RESTful API routes design: nested vs. non-nested

Ernesto picture Ernesto · Aug 27, 2016 · Viewed 8.5k times · Source

My question is about the advantages of nesting resources when building URLs for API purposes. Consider the following two alternatives for accessing an employee resource:

/api/employees?department=1   # flat

Vs.

/api/departments/1/employees  # nested

Now consider the task of developing a general purpose library to access REST resources from an API. If all routes were flat, such a REST wrapper library would only need to know the name of the resource being accessed:

store.query('employees', {department_id:1})   =>   /api/employees?department=1

However, if we were to support nested routes, this wrapper would need to know extra information about what models are nested and under which other resource, in order to know how to build the URLs for referencing such a model. Given that not all models would be nested under the same parent resource, and even some models would not be nested at all, the REST wrapper library would need to have some sort of configuration describing all this extra knowledge that wouldn't be needed otherwise.

So my questions are:

  • Are there any real advantages to nested resource routes in an API? (Which is not meant to be consumed by end users, and therefore gains less from having prettier URLs).

  • Is the nested approach really better than flat, beyond aesthetics, so as to justify the extra effort and complexity introduced to support the lack of uniformity in resource URL building?

See also: https://stackoverflow.com/a/36410780/621809

UPDATE: IMPORTANT CLARIFICATION

I realize from some of the comments and answers, that I wasn't clear enough regarding one aspect: I'm not against addressing single resources with URLs like /employees/5 or /departments/1. I don't consider that to be nested.

When I say nested resources, I refer to URLs like /departments/1/employees where a resource is addressed always within the context of another resource. The main issue is the fact that for URL building, a generic library would need to know extra stuff like "employees are nested under departments" but "branches are not nested under anything". If all resources could be addressed RESTfully, but in a flat fashion, it is simpler and more predictable to know how to address them.

When you think about it, in databases you don't need to know extra information in order to know how to address a collection of objects (e.g. a table in a RDMS). You always refer to the collection of employees as employees, not as departments/5/employees.

Answer

Alexandru Marculescu picture Alexandru Marculescu · Aug 27, 2016

What happens if you want do drill down a couple more levels?

/api/addresses?departmentId=1&employeeId=2&addressId=3

vs

/api/departments/1/employees/2/addresses/3

The Address endpoint suddenly becames bloated with parameters.

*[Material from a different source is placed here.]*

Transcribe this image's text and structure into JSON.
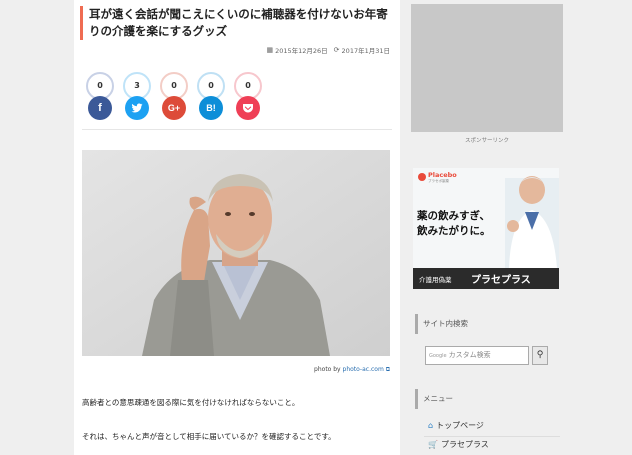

Also, if you're looking at the Richardson Maturity Model level 3, RESTful APIs are meant to be discoverable through links. For example, from the top level, say /api/version(/1), you would discover there's a link to the departments. Here's how this could look in a tool like HAL Browser:

"api:department-query": {
  "href": "http://apiname:port/api/departments?pageNumber={pageNumber}&pageSize={pageSize}&sort={sort}"
},
"api:department-by-id": {
  "href": "http://apiname:port/api/departments?departmentId={departmentId}"
}

(either a query that might list them all, in a paged manner eventually, or a parameterized link that would go directly to a specific department, provided you know the id).

The advantage here would be that the client would only need to know the relationship (link) name, while the server would be mostly free to alter the relationship (and resource) url.